Granted you've got your legal justification in the UK, however, you can then serve a UK telecoms company or ISP for billing records and sundry metadata. This can be very useful, as is clear from the report. MI5 for example failed to obtain billing data for Adebowale's landline (this is one of several small, possibly non game-changing mistakes the report highlights). If it had done so, it would have found a call to a Yemeni number belonging to someone believed to be in contact with Al Qaeda in the Arabian Peninsula. A mobile phone left in the car after the attack also showed Adebowale had been in touch with a "wide range of extremists", including an AQAP suspect, but by then it was too late.

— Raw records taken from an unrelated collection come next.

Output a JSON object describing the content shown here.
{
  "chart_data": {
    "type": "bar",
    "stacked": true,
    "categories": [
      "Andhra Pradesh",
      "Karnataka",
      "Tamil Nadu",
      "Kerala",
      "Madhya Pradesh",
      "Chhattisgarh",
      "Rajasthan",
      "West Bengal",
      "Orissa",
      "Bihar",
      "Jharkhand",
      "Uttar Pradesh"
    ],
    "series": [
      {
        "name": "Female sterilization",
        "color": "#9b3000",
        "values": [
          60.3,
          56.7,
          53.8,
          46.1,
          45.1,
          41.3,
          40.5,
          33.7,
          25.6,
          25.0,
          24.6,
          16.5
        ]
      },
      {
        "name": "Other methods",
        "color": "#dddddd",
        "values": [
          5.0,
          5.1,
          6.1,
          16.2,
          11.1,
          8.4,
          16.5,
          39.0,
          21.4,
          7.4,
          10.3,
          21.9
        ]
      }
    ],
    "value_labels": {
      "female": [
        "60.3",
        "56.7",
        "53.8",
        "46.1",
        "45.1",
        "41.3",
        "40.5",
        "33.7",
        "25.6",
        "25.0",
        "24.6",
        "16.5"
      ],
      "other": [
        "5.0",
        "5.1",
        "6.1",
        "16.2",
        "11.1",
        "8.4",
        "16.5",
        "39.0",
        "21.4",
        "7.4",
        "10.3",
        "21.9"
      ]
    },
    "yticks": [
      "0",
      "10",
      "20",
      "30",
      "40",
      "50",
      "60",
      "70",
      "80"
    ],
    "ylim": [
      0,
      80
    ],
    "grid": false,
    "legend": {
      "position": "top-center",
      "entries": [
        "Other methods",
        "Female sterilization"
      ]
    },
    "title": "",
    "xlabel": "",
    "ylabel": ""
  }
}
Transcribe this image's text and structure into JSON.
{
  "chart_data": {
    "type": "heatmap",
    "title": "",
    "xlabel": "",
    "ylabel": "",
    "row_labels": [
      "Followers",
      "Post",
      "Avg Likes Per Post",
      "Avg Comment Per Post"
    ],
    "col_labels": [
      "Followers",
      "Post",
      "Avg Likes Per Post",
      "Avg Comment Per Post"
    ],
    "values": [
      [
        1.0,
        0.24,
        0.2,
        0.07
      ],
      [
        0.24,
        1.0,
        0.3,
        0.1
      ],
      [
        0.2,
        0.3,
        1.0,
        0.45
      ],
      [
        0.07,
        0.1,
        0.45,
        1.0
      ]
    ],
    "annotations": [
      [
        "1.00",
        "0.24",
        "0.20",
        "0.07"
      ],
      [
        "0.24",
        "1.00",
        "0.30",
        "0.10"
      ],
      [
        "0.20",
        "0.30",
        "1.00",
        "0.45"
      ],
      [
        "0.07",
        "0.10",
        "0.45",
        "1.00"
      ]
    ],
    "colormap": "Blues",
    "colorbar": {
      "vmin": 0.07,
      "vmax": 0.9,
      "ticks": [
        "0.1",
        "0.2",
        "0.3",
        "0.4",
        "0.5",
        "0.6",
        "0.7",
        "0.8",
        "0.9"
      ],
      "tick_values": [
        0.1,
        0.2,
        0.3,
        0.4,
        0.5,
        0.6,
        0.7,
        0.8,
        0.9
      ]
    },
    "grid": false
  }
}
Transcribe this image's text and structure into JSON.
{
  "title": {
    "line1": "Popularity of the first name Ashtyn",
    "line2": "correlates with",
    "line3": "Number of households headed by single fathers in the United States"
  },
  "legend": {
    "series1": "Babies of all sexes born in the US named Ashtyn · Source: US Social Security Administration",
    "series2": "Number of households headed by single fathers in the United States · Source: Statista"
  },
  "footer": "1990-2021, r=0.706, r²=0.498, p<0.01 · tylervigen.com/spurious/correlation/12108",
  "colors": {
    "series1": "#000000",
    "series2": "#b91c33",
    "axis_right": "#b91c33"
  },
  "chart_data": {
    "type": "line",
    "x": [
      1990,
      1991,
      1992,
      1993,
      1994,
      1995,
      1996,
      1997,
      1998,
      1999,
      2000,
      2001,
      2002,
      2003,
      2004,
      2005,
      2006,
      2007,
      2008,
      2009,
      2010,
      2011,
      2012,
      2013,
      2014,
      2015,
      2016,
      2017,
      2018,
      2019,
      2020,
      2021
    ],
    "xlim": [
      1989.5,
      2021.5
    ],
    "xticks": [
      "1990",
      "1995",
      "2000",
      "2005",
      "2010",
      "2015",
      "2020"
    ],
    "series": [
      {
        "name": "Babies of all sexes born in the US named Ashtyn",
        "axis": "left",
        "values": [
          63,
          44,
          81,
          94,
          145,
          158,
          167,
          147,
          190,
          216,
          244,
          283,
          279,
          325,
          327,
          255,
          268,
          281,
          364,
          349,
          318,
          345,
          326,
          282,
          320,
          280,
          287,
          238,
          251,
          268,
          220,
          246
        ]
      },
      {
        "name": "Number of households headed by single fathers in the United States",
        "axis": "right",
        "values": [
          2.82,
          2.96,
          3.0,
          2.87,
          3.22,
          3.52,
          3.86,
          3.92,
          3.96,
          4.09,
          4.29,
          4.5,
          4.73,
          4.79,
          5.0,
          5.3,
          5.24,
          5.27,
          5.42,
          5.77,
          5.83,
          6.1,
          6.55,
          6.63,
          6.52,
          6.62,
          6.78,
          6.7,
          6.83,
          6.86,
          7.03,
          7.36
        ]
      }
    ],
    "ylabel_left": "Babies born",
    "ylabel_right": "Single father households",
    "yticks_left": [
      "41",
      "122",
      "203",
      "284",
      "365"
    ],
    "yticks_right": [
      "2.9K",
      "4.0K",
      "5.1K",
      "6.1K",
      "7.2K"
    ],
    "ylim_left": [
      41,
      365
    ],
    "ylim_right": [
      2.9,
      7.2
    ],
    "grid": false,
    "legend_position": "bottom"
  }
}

Of the landline error, the report says:
Had MI5 found this telephone contact (from the billing data), it would probably have led them to seek further communications data, which would have revealed previous contact or attempted contact with this number on five other dates since 26 September 2012. It might also have led them to seek traces with other partners who might have been able to provide further information on the communications with SoI ECHO [the AQAP suspect], including discussions about potential extremist activity.
So although retained communications data was no game-changer in the investigations into Adebowale and Adebolajo, we can see how it might have been, and surely has been in other cases. That however does not mean that the retention of everybody's/ data is either necessary or proportionate.
A RIPA warrant can cover different kinds of data - billing data for a mobile phone or landline, or perhaps an IP address. In the first cases you're looking for what a known individual has been up to, while in the latter you're checking out the individual who's been up to it. Once you have that individual and their ISP, you've got a shot at finding out what else they've been up to. Almost inevitably, this is going to lead the British security services to something outside UK jurisdiction. They can start to build a picture if the suspect's activities are mainly within UK jurisdiction, but otherwise they're unsighted. Which is where we came in.